Call Kissinger’s successors by their academic titles, too 

Thanks for publishing the biographical article on Susan Rice (“Potential top diplomat stirs debate,” Nov. 22). I had not known that she holds two graduate degrees from Oxford, nor that she had been a Rhodes Scholar.

The column brought to mind a question I have long had. When Henry Kissinger was secretary of state (and later), he was always referred to in news reports as “Dr. Kissinger” — quite properly, since he holds a doctorate from, I believe, Harvard.

But since then we have had two secretaries of state with doctorates — Madeleine Albright and Condoleezza Rice — and now also an ambassador to the United Nations similarly qualified. And in news reports, they are never given their academic titles. Why not?

Peter Bakewell


Help ease winter’s impact on our canine companions 

As the weather starts to get colder, now is an excellent time to make sure your four-legged friend is protected from the hazards of winter weather. Please follow these guidelines to ensure Fido is feeling fine this winter:

Keep your dog indoors and protected from the elements whenever possible.

Provide extra food as dogs burn more calories in the cold weather, and make sure the water does not freeze.

Clean off the dog’s paws when they come inside to remove dirt, ice and snow, etc.

If you must keep your dog outside for extended periods, provide a sturdy doghouse. Make sure the doghouse is raised off the ground, faces south and has an off-center door with a flap to keep out winter blasts. Use straw bedding, as anything else such as blankets, etc., will retain moisture and freeze. (Some communities and animal protection groups will provide straw for free.)

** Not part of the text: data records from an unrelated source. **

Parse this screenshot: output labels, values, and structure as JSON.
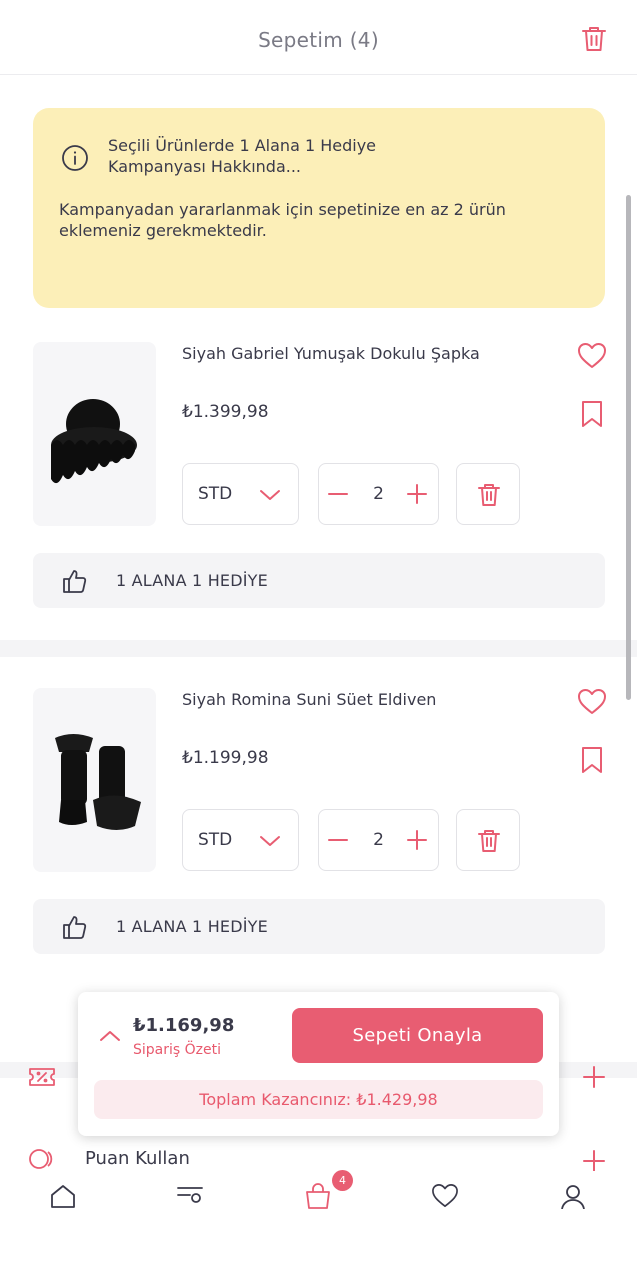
{
  "header": {
    "title": "Sepetim (4)",
    "trash_icon": "trash-icon"
  },
  "info": {
    "icon": "info-icon",
    "title": "Seçili Ürünlerde 1 Alana 1 Hediye Kampanyası Hakkında...",
    "text": "Kampanyadan yararlanmak için sepetinize en az 2 ürün eklemeniz gerekmektedir."
  },
  "items": [
    {
      "name": "Siyah Gabriel Yumuşak Dokulu Şapka",
      "price": "₺1.399,98",
      "size": "STD",
      "qty": "2",
      "promo": "1 ALANA 1 HEDİYE"
    },
    {
      "name": "Siyah Romina Suni Süet Eldiven",
      "price": "₺1.199,98",
      "size": "STD",
      "qty": "2",
      "promo": "1 ALANA 1 HEDİYE"
    }
  ],
  "extras": {
    "points_label": "Puan Kullan"
  },
  "summary": {
    "total": "₺1.169,98",
    "label": "Sipariş Özeti",
    "confirm": "Sepeti Onayla",
    "savings": "Toplam Kazancınız: ₺1.429,98"
  },
  "nav": {
    "cart_badge": "4"
  },
  "colors": {
    "accent": "#e85d72",
    "info_bg": "#fcefb8",
    "text": "#3a3a4a"
  }
}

Have a friend or neighbor check on the animal if possible. Older or ill animals are at greater risk from the cold.

Thank you for keeping everyone’s best friend safe and warm this winter!

Don Kimball

cruelty investigator, Peace and Justice for Animals

South Portland 

Former Democrat finds Greens’ values to her liking 

A lifelong Democrat, in 2008, having learned of a political ploy, I changed to independent. I valued my status as a “decider.”

Now I learn from Voice of the People (“‘Spoiler’ image clouds view of what Greens have to offer,” Oct. 27) that the Green Party favors ecological wisdom, social justice, grass-roots democracy and nonviolence. So do I. I join the Green Party.